Ivory gull

Pagophila eburnea

(Photo from Wikipedia)

Common name:
ivory gull (en); gaivota-marfim (pt); mouette blanche (fr); gaviota marfileña (es); elfenbeinmöwe (de)

Taxonomy:
Order Charadriiformes
Family Laridae

Range:
This species has a circumpolar distribution in the high-Arctic, being found as far south as the Bearing Strait, Alaska and northern Canada, northern Iceland, northern Scandinavia and northern Russia.

Size:
These birds are 40-48 cm long and have a wingspan of 105-120 cm.
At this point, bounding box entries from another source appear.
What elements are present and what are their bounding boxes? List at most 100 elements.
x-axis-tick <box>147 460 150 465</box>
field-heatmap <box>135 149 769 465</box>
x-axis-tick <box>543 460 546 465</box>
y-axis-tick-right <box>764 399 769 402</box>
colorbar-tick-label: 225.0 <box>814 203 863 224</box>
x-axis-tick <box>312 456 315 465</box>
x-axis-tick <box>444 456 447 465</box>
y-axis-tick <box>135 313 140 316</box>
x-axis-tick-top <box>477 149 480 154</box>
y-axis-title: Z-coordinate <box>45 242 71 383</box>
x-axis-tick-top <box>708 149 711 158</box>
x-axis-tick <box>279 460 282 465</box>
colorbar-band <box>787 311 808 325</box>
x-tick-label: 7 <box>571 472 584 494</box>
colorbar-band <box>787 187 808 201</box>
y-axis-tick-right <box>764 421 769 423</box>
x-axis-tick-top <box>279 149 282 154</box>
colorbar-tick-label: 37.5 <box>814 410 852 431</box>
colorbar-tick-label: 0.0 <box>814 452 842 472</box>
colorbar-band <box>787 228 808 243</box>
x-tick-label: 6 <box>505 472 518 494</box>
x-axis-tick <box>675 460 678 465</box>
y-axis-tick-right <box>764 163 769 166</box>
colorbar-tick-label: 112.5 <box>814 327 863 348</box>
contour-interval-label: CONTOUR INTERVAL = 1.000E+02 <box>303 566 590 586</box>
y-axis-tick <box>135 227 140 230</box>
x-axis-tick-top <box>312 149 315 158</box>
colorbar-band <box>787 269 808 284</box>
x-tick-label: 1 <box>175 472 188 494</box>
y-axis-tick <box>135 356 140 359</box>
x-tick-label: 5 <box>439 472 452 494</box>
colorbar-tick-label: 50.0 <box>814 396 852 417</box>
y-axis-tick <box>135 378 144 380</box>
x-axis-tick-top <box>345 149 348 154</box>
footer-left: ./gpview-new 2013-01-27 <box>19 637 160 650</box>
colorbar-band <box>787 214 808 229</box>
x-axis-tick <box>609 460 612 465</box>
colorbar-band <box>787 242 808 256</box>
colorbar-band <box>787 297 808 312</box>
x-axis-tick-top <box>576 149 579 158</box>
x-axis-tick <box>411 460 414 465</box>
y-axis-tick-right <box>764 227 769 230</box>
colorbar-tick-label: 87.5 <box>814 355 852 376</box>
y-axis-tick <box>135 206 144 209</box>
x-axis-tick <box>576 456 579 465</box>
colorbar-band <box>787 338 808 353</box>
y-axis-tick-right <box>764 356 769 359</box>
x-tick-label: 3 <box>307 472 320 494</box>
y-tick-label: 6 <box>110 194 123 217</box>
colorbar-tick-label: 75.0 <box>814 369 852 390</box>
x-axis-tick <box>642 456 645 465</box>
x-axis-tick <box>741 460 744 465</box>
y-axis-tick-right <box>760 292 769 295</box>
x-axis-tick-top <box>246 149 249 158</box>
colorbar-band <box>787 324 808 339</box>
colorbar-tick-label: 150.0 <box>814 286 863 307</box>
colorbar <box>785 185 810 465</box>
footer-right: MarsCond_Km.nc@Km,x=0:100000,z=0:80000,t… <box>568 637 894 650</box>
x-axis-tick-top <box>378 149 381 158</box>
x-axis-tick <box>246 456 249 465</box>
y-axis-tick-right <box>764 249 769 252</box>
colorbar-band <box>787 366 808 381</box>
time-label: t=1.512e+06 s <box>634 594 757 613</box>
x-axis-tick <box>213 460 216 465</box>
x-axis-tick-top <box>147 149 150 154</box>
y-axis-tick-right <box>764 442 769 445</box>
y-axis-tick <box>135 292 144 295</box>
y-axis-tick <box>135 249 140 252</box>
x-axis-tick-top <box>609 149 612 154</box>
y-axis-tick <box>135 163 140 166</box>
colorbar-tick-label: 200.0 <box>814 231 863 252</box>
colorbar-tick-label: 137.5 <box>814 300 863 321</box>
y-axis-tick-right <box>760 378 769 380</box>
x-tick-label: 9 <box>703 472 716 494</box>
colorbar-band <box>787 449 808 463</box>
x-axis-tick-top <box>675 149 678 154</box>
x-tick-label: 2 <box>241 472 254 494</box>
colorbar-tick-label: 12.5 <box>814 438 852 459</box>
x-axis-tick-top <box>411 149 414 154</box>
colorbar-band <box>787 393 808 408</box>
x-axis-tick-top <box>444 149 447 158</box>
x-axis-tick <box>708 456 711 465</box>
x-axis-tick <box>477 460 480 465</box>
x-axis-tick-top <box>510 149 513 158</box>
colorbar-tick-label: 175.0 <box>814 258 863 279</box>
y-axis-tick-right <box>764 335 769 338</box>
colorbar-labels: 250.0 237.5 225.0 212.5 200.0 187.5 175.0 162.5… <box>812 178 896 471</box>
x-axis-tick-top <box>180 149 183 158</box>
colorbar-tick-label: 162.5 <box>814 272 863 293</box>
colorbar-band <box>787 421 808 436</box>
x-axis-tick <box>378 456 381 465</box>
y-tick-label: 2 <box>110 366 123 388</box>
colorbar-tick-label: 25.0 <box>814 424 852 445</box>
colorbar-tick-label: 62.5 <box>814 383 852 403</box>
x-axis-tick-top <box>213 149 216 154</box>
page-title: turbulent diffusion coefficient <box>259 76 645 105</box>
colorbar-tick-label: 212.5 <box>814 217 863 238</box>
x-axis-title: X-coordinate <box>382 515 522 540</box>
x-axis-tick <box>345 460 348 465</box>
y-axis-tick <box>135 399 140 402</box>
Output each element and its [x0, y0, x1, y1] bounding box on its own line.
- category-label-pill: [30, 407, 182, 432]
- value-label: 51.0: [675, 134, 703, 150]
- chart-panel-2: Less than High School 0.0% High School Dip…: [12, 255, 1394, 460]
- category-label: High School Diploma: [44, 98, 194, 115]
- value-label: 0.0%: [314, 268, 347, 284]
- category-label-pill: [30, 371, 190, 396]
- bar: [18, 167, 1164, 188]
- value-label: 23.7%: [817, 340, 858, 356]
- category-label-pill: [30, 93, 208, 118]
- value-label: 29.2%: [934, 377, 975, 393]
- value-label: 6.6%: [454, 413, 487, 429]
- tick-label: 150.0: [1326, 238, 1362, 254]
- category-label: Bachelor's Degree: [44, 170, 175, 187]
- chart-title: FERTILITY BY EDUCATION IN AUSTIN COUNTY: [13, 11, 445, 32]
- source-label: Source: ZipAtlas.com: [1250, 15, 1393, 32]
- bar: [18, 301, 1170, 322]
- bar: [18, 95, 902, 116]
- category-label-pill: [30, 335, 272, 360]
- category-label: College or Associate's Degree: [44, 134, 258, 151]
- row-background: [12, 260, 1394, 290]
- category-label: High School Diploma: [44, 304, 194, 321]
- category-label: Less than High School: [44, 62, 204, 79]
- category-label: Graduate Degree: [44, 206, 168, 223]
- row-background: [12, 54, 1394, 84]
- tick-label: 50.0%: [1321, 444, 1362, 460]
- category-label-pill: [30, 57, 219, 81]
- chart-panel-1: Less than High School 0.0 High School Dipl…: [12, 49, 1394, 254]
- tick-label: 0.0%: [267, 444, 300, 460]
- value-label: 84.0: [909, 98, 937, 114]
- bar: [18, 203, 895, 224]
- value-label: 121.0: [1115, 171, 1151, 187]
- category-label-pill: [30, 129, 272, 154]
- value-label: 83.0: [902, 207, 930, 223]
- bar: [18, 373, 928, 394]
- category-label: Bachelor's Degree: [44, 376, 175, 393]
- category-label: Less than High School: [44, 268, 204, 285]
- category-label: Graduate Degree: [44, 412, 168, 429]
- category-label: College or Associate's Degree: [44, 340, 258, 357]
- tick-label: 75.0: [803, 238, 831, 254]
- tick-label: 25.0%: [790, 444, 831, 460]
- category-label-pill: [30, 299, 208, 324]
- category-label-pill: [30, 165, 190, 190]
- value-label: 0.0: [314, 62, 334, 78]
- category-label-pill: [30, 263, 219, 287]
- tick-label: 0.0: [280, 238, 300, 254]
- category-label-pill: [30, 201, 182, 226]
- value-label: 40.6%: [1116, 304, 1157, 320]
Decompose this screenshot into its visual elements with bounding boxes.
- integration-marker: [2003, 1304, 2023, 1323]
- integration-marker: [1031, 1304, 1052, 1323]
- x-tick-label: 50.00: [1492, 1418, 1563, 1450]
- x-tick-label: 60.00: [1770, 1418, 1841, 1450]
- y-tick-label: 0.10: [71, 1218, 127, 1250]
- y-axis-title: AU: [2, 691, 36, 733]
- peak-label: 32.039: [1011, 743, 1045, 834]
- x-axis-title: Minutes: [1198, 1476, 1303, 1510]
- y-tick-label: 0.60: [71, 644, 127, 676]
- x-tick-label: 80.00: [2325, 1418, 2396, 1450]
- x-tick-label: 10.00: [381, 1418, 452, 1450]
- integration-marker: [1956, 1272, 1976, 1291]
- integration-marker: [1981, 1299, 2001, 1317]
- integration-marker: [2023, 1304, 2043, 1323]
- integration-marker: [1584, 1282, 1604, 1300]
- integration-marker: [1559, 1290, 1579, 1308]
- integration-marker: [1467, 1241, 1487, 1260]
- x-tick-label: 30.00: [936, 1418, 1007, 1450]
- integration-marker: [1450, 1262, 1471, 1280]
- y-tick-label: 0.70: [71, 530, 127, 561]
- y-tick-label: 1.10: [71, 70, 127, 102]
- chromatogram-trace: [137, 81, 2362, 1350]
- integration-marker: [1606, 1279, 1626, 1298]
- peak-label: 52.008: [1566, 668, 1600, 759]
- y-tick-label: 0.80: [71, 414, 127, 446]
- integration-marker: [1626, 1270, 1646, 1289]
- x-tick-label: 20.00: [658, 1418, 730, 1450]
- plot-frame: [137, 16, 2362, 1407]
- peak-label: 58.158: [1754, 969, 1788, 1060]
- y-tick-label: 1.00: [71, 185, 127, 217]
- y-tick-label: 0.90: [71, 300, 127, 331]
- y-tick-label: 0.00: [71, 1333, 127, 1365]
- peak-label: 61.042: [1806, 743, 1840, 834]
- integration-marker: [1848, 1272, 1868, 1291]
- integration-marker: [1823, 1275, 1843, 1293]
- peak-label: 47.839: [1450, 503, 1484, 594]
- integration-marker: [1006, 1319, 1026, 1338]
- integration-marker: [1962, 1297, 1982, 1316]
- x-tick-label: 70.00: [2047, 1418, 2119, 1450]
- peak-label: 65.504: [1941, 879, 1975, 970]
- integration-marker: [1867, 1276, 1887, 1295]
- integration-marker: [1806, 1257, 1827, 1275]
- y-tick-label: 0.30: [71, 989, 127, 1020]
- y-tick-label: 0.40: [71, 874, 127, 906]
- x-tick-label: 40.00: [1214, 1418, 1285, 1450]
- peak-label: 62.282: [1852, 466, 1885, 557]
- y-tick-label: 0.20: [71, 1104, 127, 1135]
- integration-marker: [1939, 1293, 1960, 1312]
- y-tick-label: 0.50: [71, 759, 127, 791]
They weigh 450-700 g.

Habitat:
They breed in rocky islands or on the mainland, in steep and inaccessible cliffs near pack ice, on broken ice-fields or on bare, level shorelines with low rocks. Outside the breeding season they are found along the edges of pack ice or near drift ice.

Diet:
They feed on fish, shrimps, shellfish, algae, carrion such as seal placentas, offal and animal faeces. In winter they are known to swallow large pieces of frozen food.

Breeding:
Ivory gulls breed in June-August. They form small colonies of 5-150 pairs, each nesting in a mound of mosses, dry grass, driftwood, feathers, down, stalks, algae, seaweeds, lichen and dried mud. The nests are placed on cliff ledges, dry stony ridges within a few meters of the ice cap, gently-sloping boulder-strewn mounds, or gravel banks in small streams. The female lay 1-3 dark olive to pale brown eggs with dark spots and blotches, which are incubated by both parents for 24-26 days. The chicks fledge 4-7 weeks after hatching. They reach sexual maturity at 2 years of age.

Conservation:
IUCN status – NT (Near-Threatened)
This species has a large breeding range and a global population estimated at 12.000-18.000 individuals. Population trends are difficult to estimate as colony size fluctuates from year to year, but sustained declines of up to 80% in the last 3 decades have been recorded in Canada. The declining are believed to be due to changes in conditions on its staging or wintering grounds, such as more severe winters and changing sea-ice distribution and thickness, as well as illegal hunting, oiling at sea, disturbance of colonies due to escalating diamond exploration, increased nest predation, and toxic pollutants, such as mercury, PCB and DDT, that bioaccumulate at high trophic levels.